The standard koan is purposely paradoxical and any attempt to apply standard forms of reasoning will fail. Presumably the intention is to force your mind "off the rails". Whether this puts your mind in a desirable state is another question, but its a fascinating technique.

I've been pondering of late whether this is how the Bible works. Clearly to believe it *is* what it says it is (the direct communication of an omnipotent being) seems like a non-starter. Perhaps instead it is the oldest and most powerful koan. If you follow it literally and try to understand it as actually true and consistent with history you'll end up with apologetics. But this is like taking the koan "where does the fist go from the unclenched hand" and analyzing the semantics and physiology of the statement. You've missed the point. You've reached out and grabbed the finger and put it under a microscope.

Instead you should take, for instance, the conflicting genealogies of Jesus and just accept that they contradict each other and yet are also at the same time both true. Perhaps once you've attacked enough of these Christian koans you will see the truth. Or perhaps you will be insane. Or perhaps something beyond truth and insanity. But, most likely just insane.

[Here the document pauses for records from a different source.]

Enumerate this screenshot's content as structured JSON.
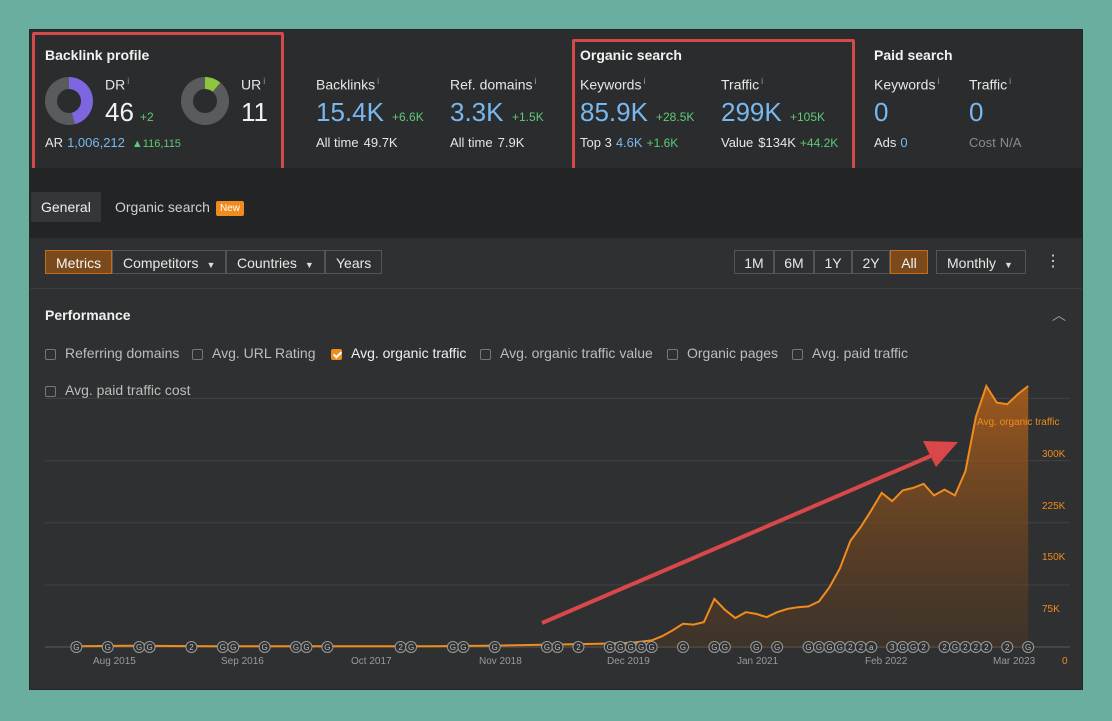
{
  "backlink_profile": {
    "title": "Backlink profile",
    "dr": {
      "label": "DR",
      "value": "46",
      "delta": "+2",
      "fill_fraction": 0.46
    },
    "ur": {
      "label": "UR",
      "value": "11",
      "fill_fraction": 0.11
    },
    "ar": {
      "label": "AR",
      "value": "1,006,212",
      "delta": "▲116,115"
    }
  },
  "backlinks": {
    "label": "Backlinks",
    "value": "15.4K",
    "delta": "+6.6K",
    "sub_label": "All time",
    "sub_value": "49.7K"
  },
  "ref_domains": {
    "label": "Ref. domains",
    "value": "3.3K",
    "delta": "+1.5K",
    "sub_label": "All time",
    "sub_value": "7.9K"
  },
  "organic_search": {
    "title": "Organic search",
    "keywords": {
      "label": "Keywords",
      "value": "85.9K",
      "delta": "+28.5K",
      "sub_label": "Top 3",
      "sub_value": "4.6K",
      "sub_delta": "+1.6K"
    },
    "traffic": {
      "label": "Traffic",
      "value": "299K",
      "delta": "+105K",
      "sub_label": "Value",
      "sub_value": "$134K",
      "sub_delta": "+44.2K"
    }
  },
  "paid_search": {
    "title": "Paid search",
    "keywords": {
      "label": "Keywords",
      "value": "0",
      "sub_label": "Ads",
      "sub_value": "0"
    },
    "traffic": {
      "label": "Traffic",
      "value": "0",
      "sub_label": "Cost",
      "sub_value": "N/A"
    }
  },
  "tabs": [
    {
      "label": "General",
      "active": true
    },
    {
      "label": "Organic search",
      "badge": "New",
      "active": false
    }
  ],
  "toolbar": {
    "view_buttons": [
      {
        "label": "Metrics",
        "active": true
      },
      {
        "label": "Competitors",
        "dropdown": true
      },
      {
        "label": "Countries",
        "dropdown": true
      },
      {
        "label": "Years"
      }
    ],
    "ranges": [
      {
        "label": "1M"
      },
      {
        "label": "6M"
      },
      {
        "label": "1Y"
      },
      {
        "label": "2Y"
      },
      {
        "label": "All",
        "active": true
      }
    ],
    "interval": "Monthly"
  },
  "performance": {
    "title": "Performance",
    "metrics": [
      {
        "label": "Referring domains",
        "checked": false
      },
      {
        "label": "Avg. URL Rating",
        "checked": false
      },
      {
        "label": "Avg. organic traffic",
        "checked": true
      },
      {
        "label": "Avg. organic traffic value",
        "checked": false
      },
      {
        "label": "Organic pages",
        "checked": false
      },
      {
        "label": "Avg. paid traffic",
        "checked": false
      },
      {
        "label": "Avg. paid traffic cost",
        "checked": false
      }
    ]
  },
  "colors": {
    "accent": "#f08c1e",
    "link": "#78b8f0",
    "positive": "#5fc97a",
    "highlight": "#d24a4a"
  },
  "chart_data": {
    "type": "area",
    "series": [
      {
        "name": "Avg. organic traffic",
        "x": [
          "2015-08",
          "2016-01",
          "2016-09",
          "2017-06",
          "2018-06",
          "2018-11",
          "2019-06",
          "2019-10",
          "2020-01",
          "2020-03",
          "2020-04",
          "2020-05",
          "2020-06",
          "2020-07",
          "2020-08",
          "2020-09",
          "2020-10",
          "2020-11",
          "2020-12",
          "2021-01",
          "2021-02",
          "2021-03",
          "2021-04",
          "2021-05",
          "2021-06",
          "2021-07",
          "2021-08",
          "2021-09",
          "2021-10",
          "2021-11",
          "2021-12",
          "2022-01",
          "2022-02",
          "2022-03",
          "2022-04",
          "2022-05",
          "2022-06",
          "2022-07",
          "2022-08",
          "2022-09",
          "2022-10",
          "2022-11",
          "2022-12",
          "2023-01",
          "2023-02",
          "2023-03"
        ],
        "values": [
          1000,
          1500,
          1000,
          1000,
          1000,
          1500,
          3000,
          4000,
          5000,
          8000,
          13000,
          20000,
          28000,
          27000,
          30000,
          58000,
          45000,
          35000,
          42000,
          40000,
          36000,
          42000,
          46000,
          48000,
          49000,
          55000,
          72000,
          95000,
          128000,
          145000,
          165000,
          186000,
          176000,
          189000,
          192000,
          197000,
          183000,
          190000,
          183000,
          212000,
          278000,
          315000,
          295000,
          293000,
          305000,
          315000
        ]
      }
    ],
    "x_tick_labels": [
      "Aug 2015",
      "Sep 2016",
      "Oct 2017",
      "Nov 2018",
      "Dec 2019",
      "Jan 2021",
      "Feb 2022",
      "Mar 2023"
    ],
    "y_tick_labels": [
      "300K",
      "225K",
      "150K",
      "75K",
      "0"
    ],
    "y_ticks": [
      300000,
      225000,
      150000,
      75000,
      0
    ],
    "ylim": [
      0,
      315000
    ],
    "xlim": [
      "2015-05",
      "2023-07"
    ],
    "grid": true,
    "annotation_markers": [
      {
        "date": "2015-08",
        "label": "G"
      },
      {
        "date": "2015-11",
        "label": "G"
      },
      {
        "date": "2016-02",
        "label": "G"
      },
      {
        "date": "2016-03",
        "label": "G"
      },
      {
        "date": "2016-07",
        "label": "2"
      },
      {
        "date": "2016-10",
        "label": "G"
      },
      {
        "date": "2016-11",
        "label": "G"
      },
      {
        "date": "2017-02",
        "label": "G"
      },
      {
        "date": "2017-05",
        "label": "G"
      },
      {
        "date": "2017-06",
        "label": "G"
      },
      {
        "date": "2017-08",
        "label": "G"
      },
      {
        "date": "2018-03",
        "label": "2"
      },
      {
        "date": "2018-04",
        "label": "G"
      },
      {
        "date": "2018-08",
        "label": "G"
      },
      {
        "date": "2018-09",
        "label": "G"
      },
      {
        "date": "2018-12",
        "label": "G"
      },
      {
        "date": "2019-05",
        "label": "G"
      },
      {
        "date": "2019-06",
        "label": "G"
      },
      {
        "date": "2019-08",
        "label": "2"
      },
      {
        "date": "2019-11",
        "label": "G"
      },
      {
        "date": "2019-12",
        "label": "G"
      },
      {
        "date": "2020-01",
        "label": "G"
      },
      {
        "date": "2020-02",
        "label": "G"
      },
      {
        "date": "2020-03",
        "label": "G"
      },
      {
        "date": "2020-06",
        "label": "G"
      },
      {
        "date": "2020-09",
        "label": "G"
      },
      {
        "date": "2020-10",
        "label": "G"
      },
      {
        "date": "2021-01",
        "label": "G"
      },
      {
        "date": "2021-03",
        "label": "G"
      },
      {
        "date": "2021-06",
        "label": "G"
      },
      {
        "date": "2021-07",
        "label": "G"
      },
      {
        "date": "2021-08",
        "label": "G"
      },
      {
        "date": "2021-09",
        "label": "G"
      },
      {
        "date": "2021-10",
        "label": "2"
      },
      {
        "date": "2021-11",
        "label": "2"
      },
      {
        "date": "2021-12",
        "label": "a"
      },
      {
        "date": "2022-02",
        "label": "3"
      },
      {
        "date": "2022-03",
        "label": "G"
      },
      {
        "date": "2022-04",
        "label": "G"
      },
      {
        "date": "2022-05",
        "label": "2"
      },
      {
        "date": "2022-07",
        "label": "2"
      },
      {
        "date": "2022-08",
        "label": "G"
      },
      {
        "date": "2022-09",
        "label": "2"
      },
      {
        "date": "2022-10",
        "label": "2"
      },
      {
        "date": "2022-11",
        "label": "2"
      },
      {
        "date": "2023-01",
        "label": "2"
      },
      {
        "date": "2023-03",
        "label": "G"
      }
    ]
  }
}
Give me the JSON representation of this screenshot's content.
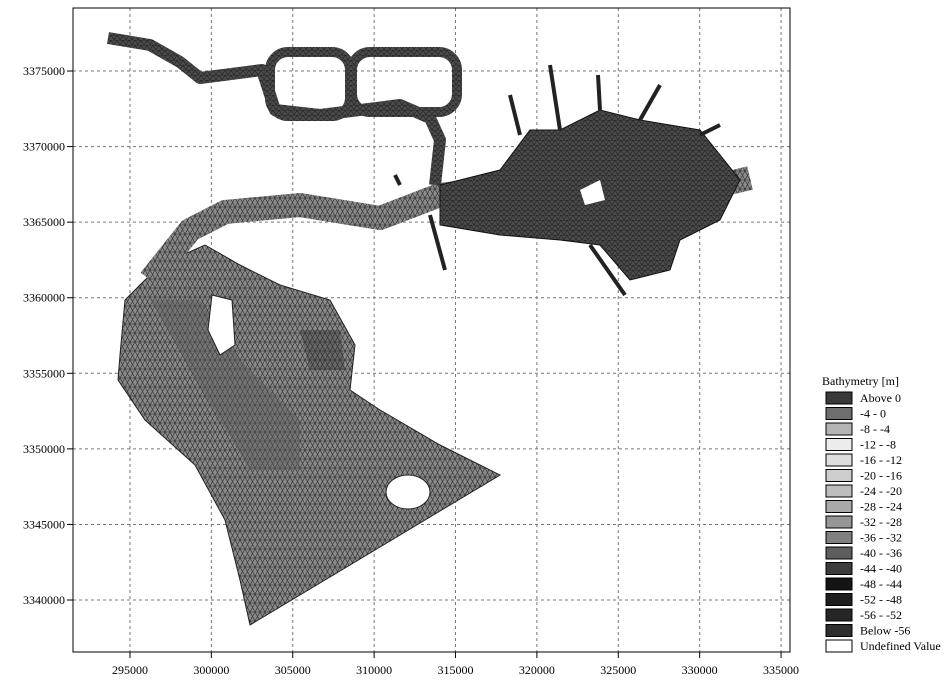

Blogger Seth Brown said...

I think you've hit on the right idea. The Bible is God trying to get his message through. The people writing the book don't always get the idea how he wants to say it. But that's all part of the process, flawed as it is. There is a great message in that as well. God is so eager to talk to us that he accepts the possibility of the message getting screwed up by us, just so some of it gets through. In Isaiah, he says 'my thoughts are higher than your thoughts'. But still he invites us to search for him. 'I did not say to Jacob, "Seek me in darkness"'. The idea is that in working it out, we will come to some understanding of what he is trying to say. That is why the Bible is such a great book. It speaks to all of us on so many levels. It does not try to water things down. It challenges us to find the God hidden behind the imperfect words of man.

At some point, the difficulty of understanding the message fades away and you become aware of God standing there patiently waiting for your understanding to wake up, to grow towards him. So, the koan aspect is almost intentional.